CVE-2025-5751 is a vulnerability identified in the WOLFBOX Level 2 Electric Vehicle (EV) Charger, specifically affecting versions 3.1.17 (main) and 1.2.6 (MCU). The vulnerability is classified under CWE-798, which pertains to the use of hard-coded credentials. In this case, the flaw arises from the management cards used to control the charger. These management cards lack personalization, meaning that the same credentials or authentication tokens are embedded and reused across devices. This design flaw allows an attacker with physical access to the charger to bypass authentication controls without needing any prior authentication or user interaction. The vulnerability does not impact confidentiality but has a significant impact on integrity, as unauthorized users can gain management-level access to the charger. This could allow them to manipulate charging parameters, disrupt charging sessions, or potentially cause damage to the hardware or connected vehicles. The vulnerability requires physical presence, as exploitation involves interaction with the management card system. No known exploits are currently reported in the wild, and no patches have been released yet. The CVSS v3.0 score is 4.6 (medium severity), reflecting the limited attack vector (physical access) but significant impact on system integrity. The vulnerability was published on June 6, 2025, and was assigned by the Zero Day Initiative (ZDI) under the identifier ZDI-CAN-26292.

For European organizations, especially those involved in EV infrastructure, this vulnerability poses a tangible risk. Unauthorized physical access to charging stations could lead to manipulation of charging operations, potentially causing service disruptions or damage to EV batteries and hardware. This could undermine trust in EV infrastructure reliability and safety, impacting public and private charging networks. Critical infrastructure operators, fleet managers, and public charging station providers may face operational disruptions and reputational damage. Furthermore, attackers could leverage compromised chargers as entry points for broader network attacks if the chargers are connected to corporate or utility networks. The lack of authentication requirement lowers the barrier for exploitation, increasing risk in environments where physical security is not tightly controlled. Given the increasing adoption of EVs across Europe, the vulnerability could affect a wide range of stakeholders from municipal operators to private enterprises.

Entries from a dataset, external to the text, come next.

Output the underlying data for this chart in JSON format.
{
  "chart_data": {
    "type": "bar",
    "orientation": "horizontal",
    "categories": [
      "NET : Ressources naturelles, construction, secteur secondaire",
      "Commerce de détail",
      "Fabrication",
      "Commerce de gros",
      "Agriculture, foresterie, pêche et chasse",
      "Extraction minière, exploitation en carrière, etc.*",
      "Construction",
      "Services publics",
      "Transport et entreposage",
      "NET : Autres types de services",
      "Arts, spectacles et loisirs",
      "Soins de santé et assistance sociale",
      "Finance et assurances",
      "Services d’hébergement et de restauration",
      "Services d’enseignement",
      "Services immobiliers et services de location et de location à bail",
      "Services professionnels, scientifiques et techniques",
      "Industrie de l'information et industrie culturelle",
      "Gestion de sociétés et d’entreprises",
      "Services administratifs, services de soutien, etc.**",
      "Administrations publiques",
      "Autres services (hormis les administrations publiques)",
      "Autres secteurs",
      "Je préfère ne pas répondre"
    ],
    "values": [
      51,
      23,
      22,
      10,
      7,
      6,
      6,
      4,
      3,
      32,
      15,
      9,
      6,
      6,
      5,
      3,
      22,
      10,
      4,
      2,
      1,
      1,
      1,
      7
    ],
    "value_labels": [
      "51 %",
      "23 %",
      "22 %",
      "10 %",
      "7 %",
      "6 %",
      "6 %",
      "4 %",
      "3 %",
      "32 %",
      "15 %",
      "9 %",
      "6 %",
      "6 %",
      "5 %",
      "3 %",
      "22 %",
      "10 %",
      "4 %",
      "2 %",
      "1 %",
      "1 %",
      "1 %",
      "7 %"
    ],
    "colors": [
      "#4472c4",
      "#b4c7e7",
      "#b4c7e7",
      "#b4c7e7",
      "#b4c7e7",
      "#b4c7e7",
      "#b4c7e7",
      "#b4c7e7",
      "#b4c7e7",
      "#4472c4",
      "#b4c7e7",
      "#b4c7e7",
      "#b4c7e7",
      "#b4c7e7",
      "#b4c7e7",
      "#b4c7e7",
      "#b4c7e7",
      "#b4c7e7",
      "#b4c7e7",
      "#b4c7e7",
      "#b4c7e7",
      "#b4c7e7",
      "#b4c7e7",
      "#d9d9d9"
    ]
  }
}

Mitigation should focus on both immediate and long-term measures. Immediately, organizations should enforce strict physical security controls around EV charging stations to prevent unauthorized physical access. This includes surveillance, access restrictions, and tamper-evident seals on management card interfaces. Network segmentation is critical; chargers should be isolated from sensitive networks to limit lateral movement if compromised. Monitoring and logging of charger management activities should be implemented to detect anomalous behavior. In the longer term, WOLFBOX should be urged to release firmware updates that eliminate hard-coded credentials by implementing unique, personalized management cards or alternative strong authentication mechanisms. Organizations should plan for timely deployment of such patches once available. Additionally, conducting regular security assessments of EV infrastructure and incorporating security requirements into procurement processes can reduce exposure to similar vulnerabilities.